Два невидимых голубя с человеческими лицами покружили над улицей Четырёх Фонтанов (точнее — виа делле Куаттро Фонтане) и сели на кованую решётку открытых настежь ворот. Давно уже миновала полночь, но арки, ведущие в светлый трёхэтажный дворец, были ярко освещены. Внизу, под воротами, тускло блестела мелким камнем мощёная мостовая. Однако за высокими окнами фасада царила тьма.

— Довольно большое здание, — заметил голубь постарше.

— Есть ещё подвалы. Надеюсь, они нам не нужны, — нервно сказал младший. — Конечно, что же ты хочешь? Дворец строили в семнадцатом веке как папскую резиденцию, и выстроили в виде огромной буквы «Н». А мы сейчас у главного входа...

План дворца голубь постарше отлично знал и сам, располагая памятью младшего. Но последнему было легче говорить, чем молчать, и старший спокойно продолжал:

— Внушительная ограда. Скульптуры на столбах неплохие...

— Атланты. Может быть, мы всё-таки станем видимыми?

— Послушай, Акси! В своё время вы удирали в космосе от Семи Смертей четырьмя весёлыми невидимками. Так вот, поверь мне, ваша невидимость нисколько не обманула бы преследователей, если бы они не были слепыми. Но те, кого мы здесь ищем, едва ли слепы, а уровень магии, повторяю, тот же самый. Они заметят нас в любом состоянии, не волнуйся! Вопрос, заметим ли мы их. Зато, если станем видимы, придётся нам отвлекаться на охрану, а дойдёт, чего доброго, до драки — защищать себя и её... И вообще, попробуй расслабиться: от судьбы не уйдёшь, терять не слишком-то много! Веди себя как обычно. Покажи мне что-нибудь интересное: в последний раз я навещал Рим во времена императора Траяна!

— Если ты в самом деле хочешь побыть туристом, оставайся, пожалуй, голубем, — вздохнул Аксель. — Ну ладно... время пойдёт быстрее. И ты уже в одном оказался прав: не стоило будоражить остальных!

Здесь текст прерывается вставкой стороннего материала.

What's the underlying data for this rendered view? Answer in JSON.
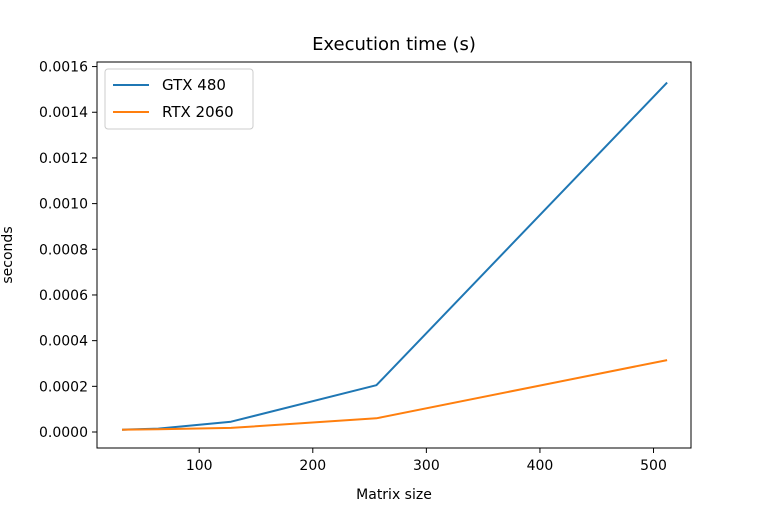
{
  "chart_data": {
    "type": "line",
    "title": "Execution time (s)",
    "xlabel": "Matrix size",
    "ylabel": "seconds",
    "x": [
      32,
      64,
      128,
      256,
      512
    ],
    "xlim": [
      10,
      533
    ],
    "ylim": [
      -7e-05,
      0.00162
    ],
    "xticks": [
      100,
      200,
      300,
      400,
      500
    ],
    "yticks": [
      "0.0000",
      "0.0002",
      "0.0004",
      "0.0006",
      "0.0008",
      "0.0010",
      "0.0012",
      "0.0014",
      "0.0016"
    ],
    "ytick_values": [
      0,
      0.0002,
      0.0004,
      0.0006,
      0.0008,
      0.001,
      0.0012,
      0.0014,
      0.0016
    ],
    "grid": false,
    "legend_position": "top-left",
    "series": [
      {
        "name": "GTX 480",
        "color": "#1f77b4",
        "values": [
          1e-05,
          1.5e-05,
          4.5e-05,
          0.000205,
          0.00153
        ]
      },
      {
        "name": "RTX 2060",
        "color": "#ff7f0e",
        "values": [
          1e-05,
          1.2e-05,
          1.8e-05,
          6e-05,
          0.000315
        ]
      }
    ]
  }
}
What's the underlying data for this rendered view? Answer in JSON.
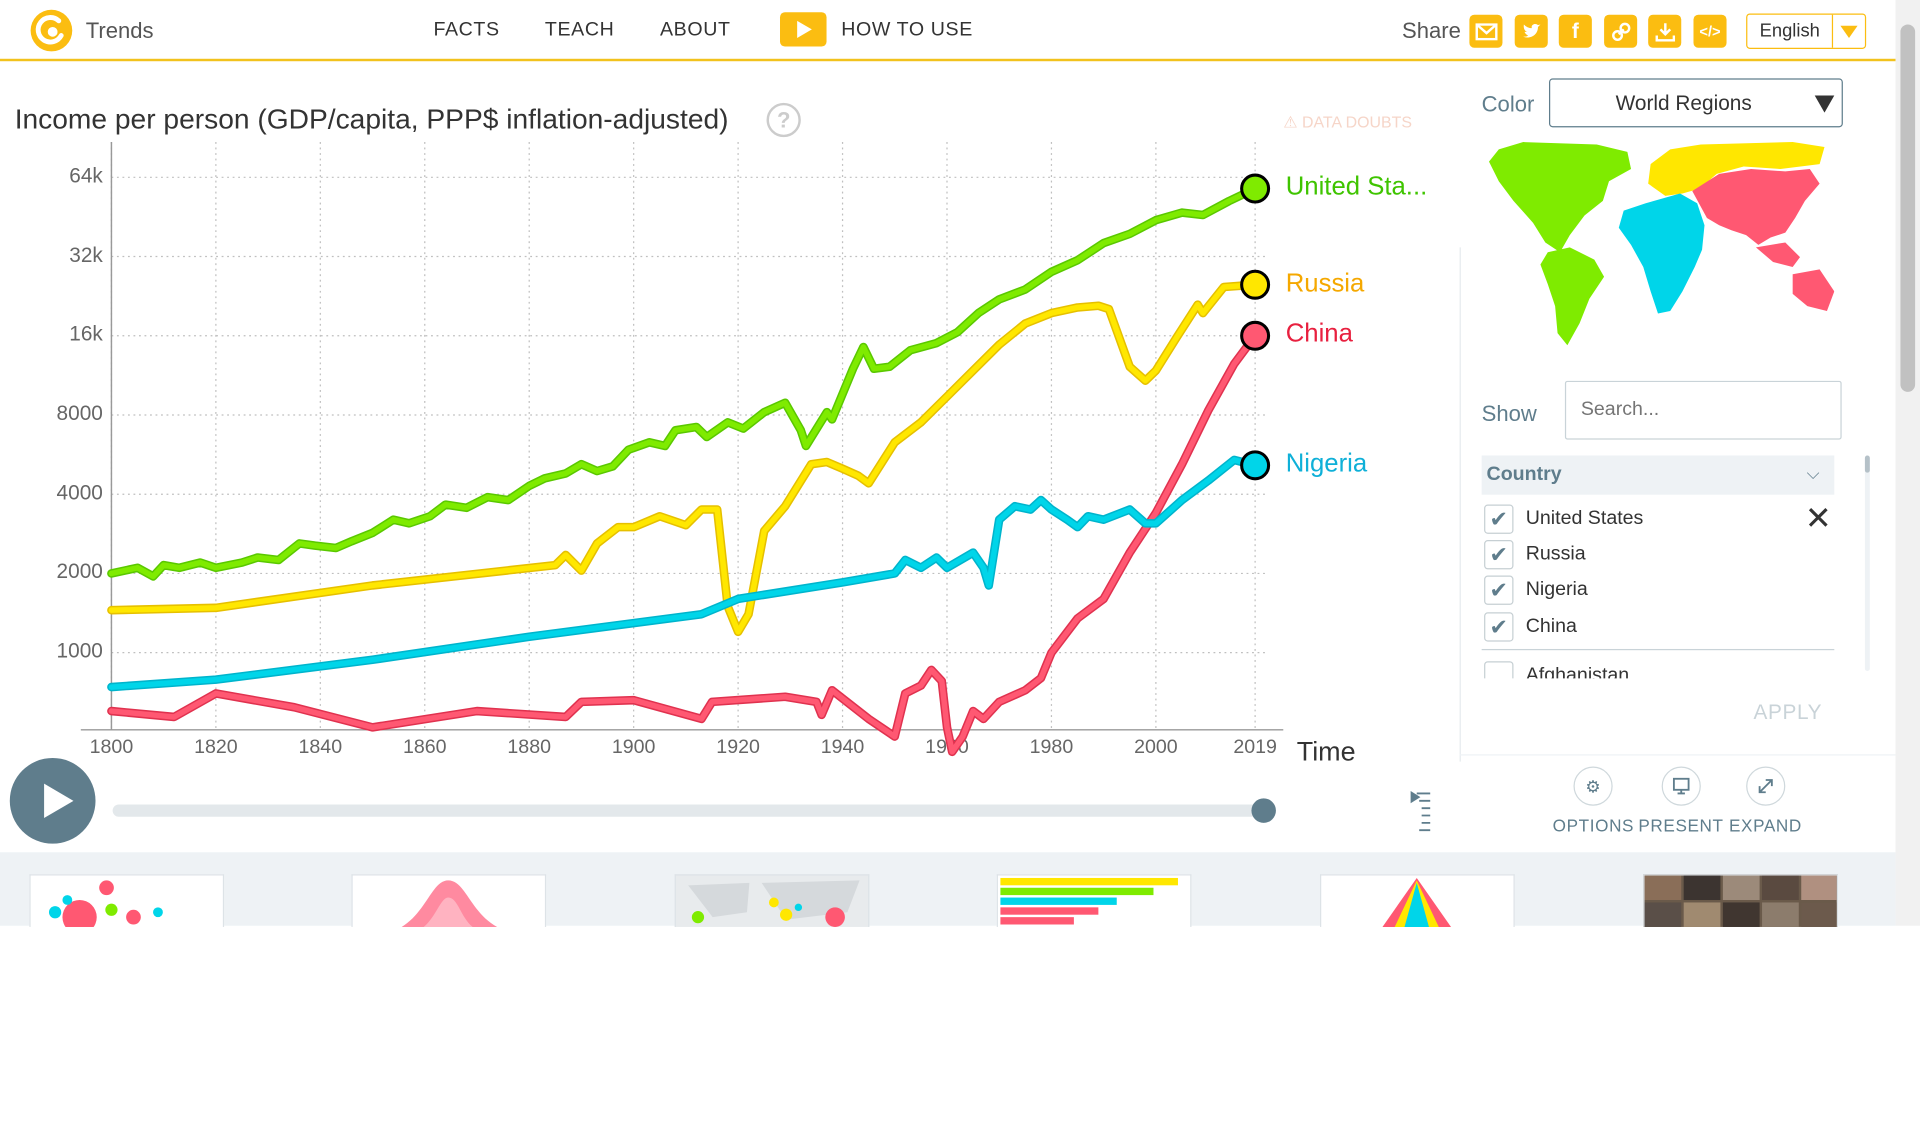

— Гвинн ап Нудд всегда прав, — назидательно ответил последний. — А если даже ошибся, то во благо! Ты совсем никому не сказал ни слова?

— Аксу я бы сказал. Но он сейчас увлечён Нериссой и ценит жизнь... Все и без того были взбудоражены новостями. Никогда ещё зеркальный шкаф не видел столько народу!

— Дду и олень имели большой успех! — заметил король. — Для меня это страшно важно.

— А зовут-то оленя как?

— Нет имени, которое достойно его! Поэтому он просто — олень... Ну, пошли?

— Пошли...

И они не пошли, а полетели — над двором, охваченным крыльями огромного здания. Под арочные пролёты, мимо дремлющих в их глубине античных статуй, на парадную лестницу Бернини, умеющую летать не хуже их... Лишь порхая среди её колонн и колонн «улиткообразной» лестницы Борромини, Гвинн понял, почему Аксель предложил ему оставаться голубем.

— Такая «улитка» не хуже нашего Абаллака! — сказал он. — С каких залов начнём?

— На первом этаже особенно задерживаться не будем. Я тебе только одну вещь покажу, и всё... Ты её в моей памяти уже видел, а теперь увидишь в натуре!

И Аксель слетал с ним в зал раннего Возрождения, где Гвинн долго разглядывал полотно фра Филиппо Липпи «Благовещение и два донатора». А особенно, по совету юноши — прекрасного архангела Гавриила с цветочным венком на голове.

— Самое человеческое лицо на свете! — сказал Аксель.

К такому заявлению король эльфов отнёсся крайне серьёзно, увеличил картину многократно и повис в воздухе над ней.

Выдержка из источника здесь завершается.